慌ててドラゴリラが「ま、待ちやー!」と片手を伸ばして制止を試みるが、オウガは激怒して止まらずナッセへと駆け出してしまう。
「この糞餓鬼ぃぃ、拷問してやるあああああああっ!!!!」
「なんでこうなるんだよ」
ナッセは呆れながら迎え撃つ瞬間、オウガは二足歩行のキツネのような妙な生き物に姿を変えた。
「おうおう、オレはコンセットだぜー!」
誰もが唖然とした。乱暴な男が急にさっぱり系のキツネ人間になったのだ。
「ま、また変態した?」
困惑したリョーコが突っ込むと、ナッセは「いや、違う」と明後日の方向へ顔を向ける。
「オウガさんは怒ると止まりませんから、頭を冷やさせていただきました」
いかにも大人しそうな魔法使いが歩み寄るなり、そう告げた。
「サンライトセブンが一人。
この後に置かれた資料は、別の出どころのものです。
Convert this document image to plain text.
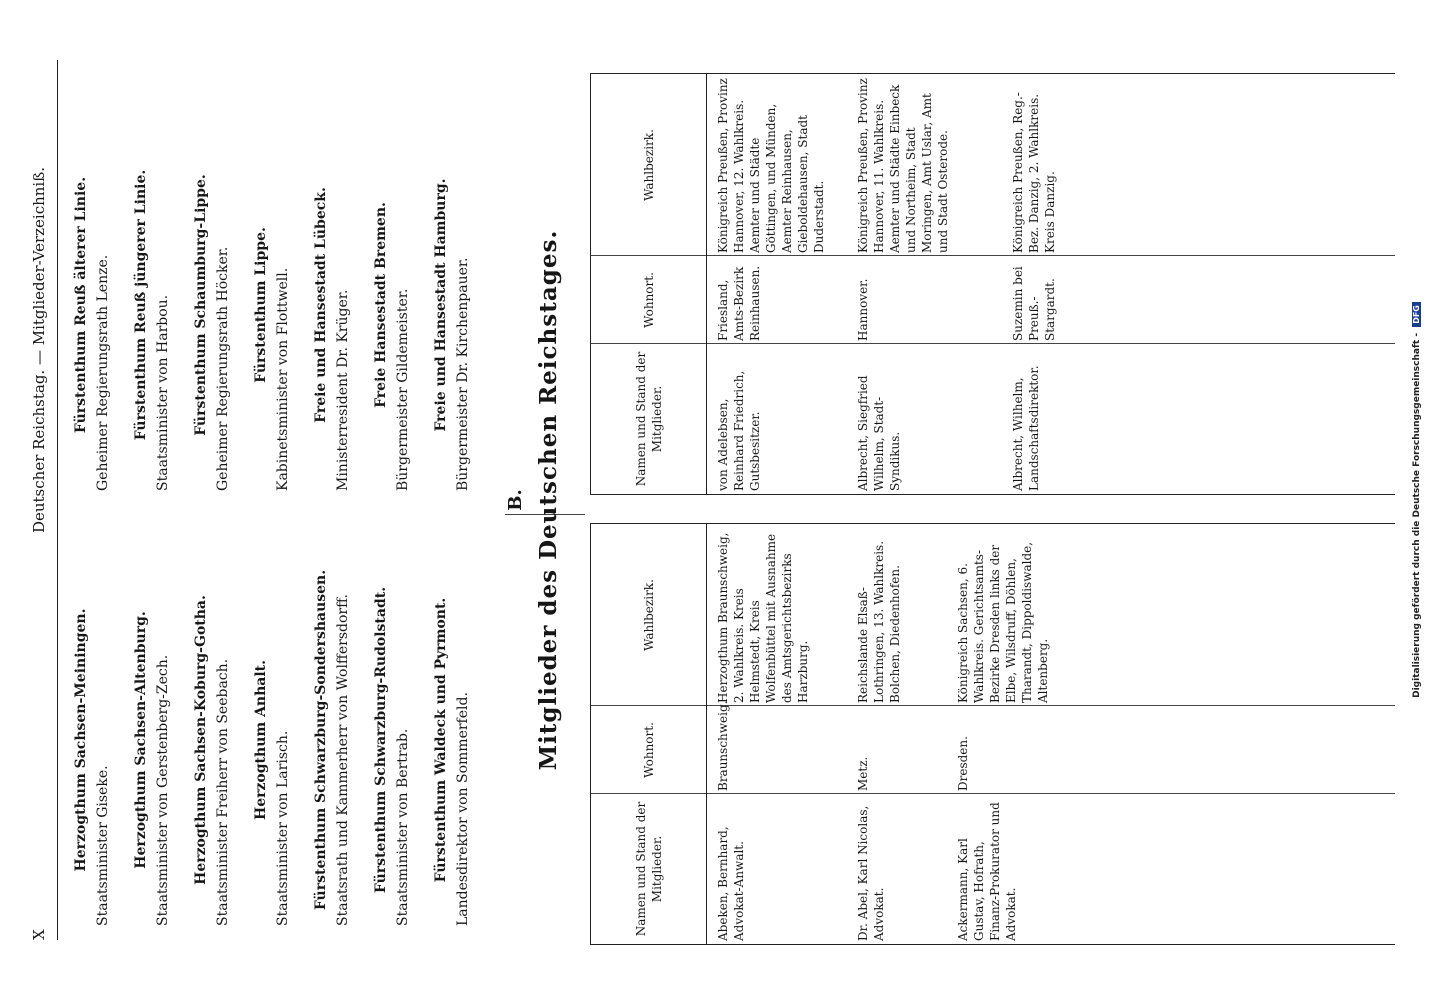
X
Deutscher Reichstag. — Mitglieder-Verzeichniß.
Herzogthum Sachsen-Meiningen. Staatsminister Giseke. Herzogthum Sachsen-Altenburg. Staatsminister von Gerstenberg-Zech. Herzogthum Sachsen-Koburg-Gotha. Staatsminister Freiherr von Seebach. Herzogthum Anhalt. Staatsminister von Larisch. Fürstenthum Schwarzburg-Sondershausen. Staatsrath und Kammerherr von Wolffersdorff. Fürstenthum Schwarzburg-Rudolstadt. Staatsminister von Bertrab. Fürstenthum Waldeck und Pyrmont. Landesdirektor von Sommerfeld.
Fürstenthum Reuß älterer Linie. Geheimer Regierungsrath Lenze. Fürstenthum Reuß jüngerer Linie. Staatsminister von Harbou. Fürstenthum Schaumburg-Lippe. Geheimer Regierungsrath Höcker. Fürstenthum Lippe. Kabinetsminister von Flottwell. Freie und Hansestadt Lübeck. Ministerresident Dr. Krüger. Freie Hansestadt Bremen. Bürgermeister Gildemeister. Freie und Hansestadt Hamburg. Bürgermeister Dr. Kirchenpauer.
B. Mitglieder des Deutschen Reichstages.
Namen und Stand der Mitglieder.
Wohnort.
Wahlbezirk.
Abeken, Bernhard, Advokat-Anwalt.
Braunschweig.
Herzogthum Braunschweig, 2. Wahlkreis. Kreis Helmstedt, Kreis Wolfenbüttel mit Ausnahme des Amtsgerichtsbezirks Harzburg.
Dr. Abel, Karl Nicolas, Advokat.
Metz.
Reichslande Elsaß-Lothringen, 13. Wahlkreis. Bolchen, Diedenhofen.
Ackermann, Karl Gustav, Hofrath, Finanz-Prokurator und Advokat.
Dresden.
Königreich Sachsen, 6. Wahlkreis. Gerichtsamts-Bezirke Dresden links der Elbe, Wilsdruff, Döhlen, Tharandt, Dippoldiswalde, Altenberg.
Namen und Stand der Mitglieder.
Wohnort.
Wahlbezirk.
von Adelebsen, Reinhard Friedrich, Gutsbesitzer.
Friesland, Amts-Bezirk Reinhausen.
Königreich Preußen, Provinz Hannover, 12. Wahlkreis. Aemter und Städte Göttingen, und Münden, Aemter Reinhausen, Gieboldehausen, Stadt Duderstadt.
Albrecht, Siegfried Wilhelm, Stadt-Syndikus.
Hannover.
Königreich Preußen, Provinz Hannover, 11. Wahlkreis. Aemter und Städte Einbeck und Northeim, Stadt Moringen, Amt Uslar, Amt und Stadt Osterode.
Albrecht, Wilhelm, Landschaftsdirektor.
Suzemin bei Preuß.-Stargardt.
Königreich Preußen, Reg.-Bez. Danzig, 2. Wahlkreis. Kreis Danzig.
Digitalisierung gefördert durch die Deutsche Forschungsgemeinschaft - DFG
モリッカ……。あのキツネは対象者と位置を入れ替える能力を持つ」
「ええっ!!? この地味そうな魔法使いもっ!?」
ナッセの言葉に、リョーコは驚き返る。
見た目地味でどこにでもいそうな魔法使いがサンライトセブンのメンバーなのだ。先ほどの色モノ集団と打って変わったギャップもあり驚くのも無理はなかった。
サンライト王国の下水道にぶち込まれたオウガは水面から顔を出した。
「ぶわっ! つ、冷たぁぁぁぁっ!!」
あとがき
オウガは諜報活動や後方支援などのサポートタイプ。
身を隠して、敵の情報を掴んだり、工作したりするのが得意。
頑固さと乱暴な性格のせいでアタッカーを無理に務めているだけで、本来はとても才能のある有能キャラです。